For axonal elongation, the order is CNTF > > FGF-2 > BDNF, whereas, for axon numbers, it is FGF-2 > CNTF > > BDNF. These differential effects of the growth factors on axon elongation and regenerating axon numbers perhaps suggest that different downstream signaling pathways are involved in these different processes. However, our observation that the neurotrophic cocktail is no more effective than CNTF alone in the first case or FGF-2 in the second indicates that there is also some degree of overlap or cross-talk of the signaling pathways, so that a single growth factor can saturate the response.
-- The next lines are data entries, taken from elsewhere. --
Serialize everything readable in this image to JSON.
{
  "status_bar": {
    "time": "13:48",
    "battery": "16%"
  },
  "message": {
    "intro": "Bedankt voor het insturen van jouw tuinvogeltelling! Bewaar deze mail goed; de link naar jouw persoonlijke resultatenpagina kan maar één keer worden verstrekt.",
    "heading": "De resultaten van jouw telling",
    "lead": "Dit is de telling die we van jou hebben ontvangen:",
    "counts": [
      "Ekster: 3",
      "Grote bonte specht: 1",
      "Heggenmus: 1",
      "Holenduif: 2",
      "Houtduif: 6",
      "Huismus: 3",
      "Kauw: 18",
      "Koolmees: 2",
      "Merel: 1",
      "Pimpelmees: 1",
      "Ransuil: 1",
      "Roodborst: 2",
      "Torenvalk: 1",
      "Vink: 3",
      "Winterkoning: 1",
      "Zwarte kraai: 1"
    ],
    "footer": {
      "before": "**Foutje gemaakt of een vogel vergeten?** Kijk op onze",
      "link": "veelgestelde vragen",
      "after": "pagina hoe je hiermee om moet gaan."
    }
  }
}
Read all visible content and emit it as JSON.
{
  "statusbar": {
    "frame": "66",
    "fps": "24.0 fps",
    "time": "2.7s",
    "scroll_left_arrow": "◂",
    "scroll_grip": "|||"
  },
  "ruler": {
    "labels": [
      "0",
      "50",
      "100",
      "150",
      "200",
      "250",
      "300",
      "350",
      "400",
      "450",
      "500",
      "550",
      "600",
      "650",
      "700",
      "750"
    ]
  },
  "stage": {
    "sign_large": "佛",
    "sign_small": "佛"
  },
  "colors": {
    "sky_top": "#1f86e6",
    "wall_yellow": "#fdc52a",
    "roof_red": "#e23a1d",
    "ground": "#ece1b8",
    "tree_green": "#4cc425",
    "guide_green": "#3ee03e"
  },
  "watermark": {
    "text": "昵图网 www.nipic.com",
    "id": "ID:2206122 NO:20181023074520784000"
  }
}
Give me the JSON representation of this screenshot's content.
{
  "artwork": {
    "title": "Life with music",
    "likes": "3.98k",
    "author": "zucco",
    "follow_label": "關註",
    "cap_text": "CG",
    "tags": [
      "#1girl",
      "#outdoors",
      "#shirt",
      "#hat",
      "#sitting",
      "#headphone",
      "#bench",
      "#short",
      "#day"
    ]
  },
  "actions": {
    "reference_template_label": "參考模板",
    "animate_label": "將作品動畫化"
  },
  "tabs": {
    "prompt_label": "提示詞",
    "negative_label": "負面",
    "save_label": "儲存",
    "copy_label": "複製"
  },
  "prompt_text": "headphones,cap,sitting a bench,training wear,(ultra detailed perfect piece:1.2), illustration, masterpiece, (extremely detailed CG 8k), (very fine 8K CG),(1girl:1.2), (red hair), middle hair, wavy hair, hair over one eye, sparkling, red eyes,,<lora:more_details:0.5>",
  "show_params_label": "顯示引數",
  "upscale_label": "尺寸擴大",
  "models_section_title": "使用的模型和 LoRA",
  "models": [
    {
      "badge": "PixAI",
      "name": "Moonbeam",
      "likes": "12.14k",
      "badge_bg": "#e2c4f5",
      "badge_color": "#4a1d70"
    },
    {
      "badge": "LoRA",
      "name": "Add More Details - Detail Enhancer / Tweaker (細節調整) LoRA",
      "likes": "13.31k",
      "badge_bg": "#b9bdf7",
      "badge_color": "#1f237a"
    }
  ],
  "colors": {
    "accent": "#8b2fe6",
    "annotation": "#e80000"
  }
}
CNTF is known to activate three signaling pathways in RGCs: the Janus kinase/signal transducer and activators of transcription (JAK/STAT), mitogen-activated protein kinase (MAPK), and phosphatidylinositide 3-kinase (PI3/Akt) signaling pathways (Park et al., 2004; Lingor et al., 2008; Fischer and Leibinger, 2012; Wen et al., 2012). FGF-2 activates MAPK and PKA pathways (Soto et al., 2006b), and BDNF is known to activate MAPK and Akt signaling (Nakazawa et al., 2002; Bonnet et al., 2004). There is a good deal of potential overlap in these pathways, and it is not possible to point out which is clearly responsible for CNTF's strong effect on axonal elongation or FGF-2's predominant effect on axon numbers. It has been suggested that only the JAK/STAT and PI3/Akt, and not the MAPK, pathways are directly involved in stimulating axon growth (Müller et al., 2009), which would account for the strong effect of CNTF that we observe but does not explain the effects of FGF-2. In contrast, the stimulatory effect of virally delivered FGF-2 on rat RGC axon regrowth was shown to be due mostly to MAPK activation (Sapieha et al., 2006). However, BDNF also activates MAPK in RGCs, yet has rather small effects on axon outgrowth unless potentiated by cyclic AMP activation (Hu et al., 2010). Clearly there is a need to investigate in more detail the signaling pathways involved in promoting axon elongation and numbers of regenerating axons.
We conclude that both CNTF and FGF-2 have strong facilitating effects on axon regeneration in the frog optic nerve. Future studies will concentrate on elucidating the intracellular signaling pathways involved.